You might struggle to think of much else once you’ve seen the great grey piles of matter that precede the orange-cased sticks that it will become.
If you’ve got the stomach for it, let’s dive into the details.
First up you’ll see the miscellaneous meat that starts things off, and the first point of order is that it’s just frozen fish meat mixed with whatever else has been leftover from other processes.

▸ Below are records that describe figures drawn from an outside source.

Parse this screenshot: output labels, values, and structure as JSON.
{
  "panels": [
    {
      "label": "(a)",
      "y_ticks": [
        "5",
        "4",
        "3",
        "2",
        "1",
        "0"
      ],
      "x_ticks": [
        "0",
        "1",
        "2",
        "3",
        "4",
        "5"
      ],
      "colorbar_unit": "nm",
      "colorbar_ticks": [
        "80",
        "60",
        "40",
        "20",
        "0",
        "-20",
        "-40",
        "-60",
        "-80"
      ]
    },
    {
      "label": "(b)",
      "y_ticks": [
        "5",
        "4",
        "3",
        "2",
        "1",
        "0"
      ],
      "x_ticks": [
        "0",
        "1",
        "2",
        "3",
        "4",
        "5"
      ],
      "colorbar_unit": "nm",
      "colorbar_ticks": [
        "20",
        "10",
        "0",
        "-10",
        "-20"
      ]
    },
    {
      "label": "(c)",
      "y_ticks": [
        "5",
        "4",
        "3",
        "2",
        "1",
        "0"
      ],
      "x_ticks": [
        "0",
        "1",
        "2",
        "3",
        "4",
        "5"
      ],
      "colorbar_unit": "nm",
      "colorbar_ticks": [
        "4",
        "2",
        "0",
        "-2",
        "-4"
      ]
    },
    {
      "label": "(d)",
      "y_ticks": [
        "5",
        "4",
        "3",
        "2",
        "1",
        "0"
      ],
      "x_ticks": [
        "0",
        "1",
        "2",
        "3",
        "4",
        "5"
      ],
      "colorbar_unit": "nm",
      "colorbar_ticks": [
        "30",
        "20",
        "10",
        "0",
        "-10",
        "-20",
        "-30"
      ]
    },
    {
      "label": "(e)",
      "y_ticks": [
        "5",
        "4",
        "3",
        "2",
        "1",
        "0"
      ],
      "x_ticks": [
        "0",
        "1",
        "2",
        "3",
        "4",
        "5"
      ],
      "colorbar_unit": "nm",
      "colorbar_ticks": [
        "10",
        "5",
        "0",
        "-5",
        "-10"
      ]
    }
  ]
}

Crab meat probably has little to no involvement.
Generally speaking, the grey meat that gets pulverised into a paste will come from Alaskan pollock, although it’s probably best not to check the purity levels there.

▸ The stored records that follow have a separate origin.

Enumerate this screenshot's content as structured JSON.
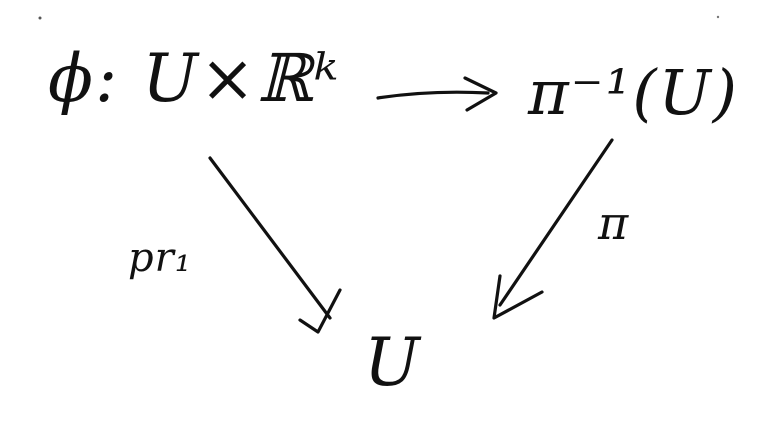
{
  "diagram": {
    "top_left": "ϕ: U×ℝᵏ",
    "top_right": "π⁻¹(U)",
    "bottom": "U",
    "left_arrow_label": "pr₁",
    "right_arrow_label": "π"
  }
}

The meat is tossed into a mixer where it’s mashed up and churned into a thick paste with egg whites and wheat, and it’s given another good grinding to get it into a clay-like, concrete-coloured state.
Just a quick check-in before we continue: how’s that stomach feeling?
Good? Great.
Next up, the grey goo is fed into another machine that processes it into a long strip of meaty matter. That strip is then spun together with others until it looks like a woven rope.
The point of this process is to create a texture that mimics crab or lobster, which is miraculous if not unpleasant to think about too deeply.
Some of the product is then sold as surimi - otherwise known as substitute crab meat - while the rest is wrapped in an orange, crab-adjacent casing to become the crabsticks you used to know and love. Sorry about that, but you can’t say you weren’t warned.
Much like those who take one of Morpheus’s pills and see the Matrix for what it is, some people simply can’t handle the truth.
"I will never purchase this ever again!” said one horrified viewer, adding: “Thank you for opening my eyes!"
"I always thought this stuff was disgusting, now I KNOW it is,” said another who, to be fair, doesn’t sound overly surprised that the non-descript matter of a crabstick is maybe not something you’d naturally find in nature.
There are plenty of brave people out there who will happily tuck into their crabsticks regardless, of course.
"I love adding lots of mock crab meat to my delicious pasta salad recipe,” said one strong-stomached soul. “See, now y'all went and made me hungry!!!"
Another said: "To be perfectly honest, I like the product. It's very affordable and makes a very good cold crab salad,” said another.
Now that you know the truth, are crabsticks still on your personal menu or not?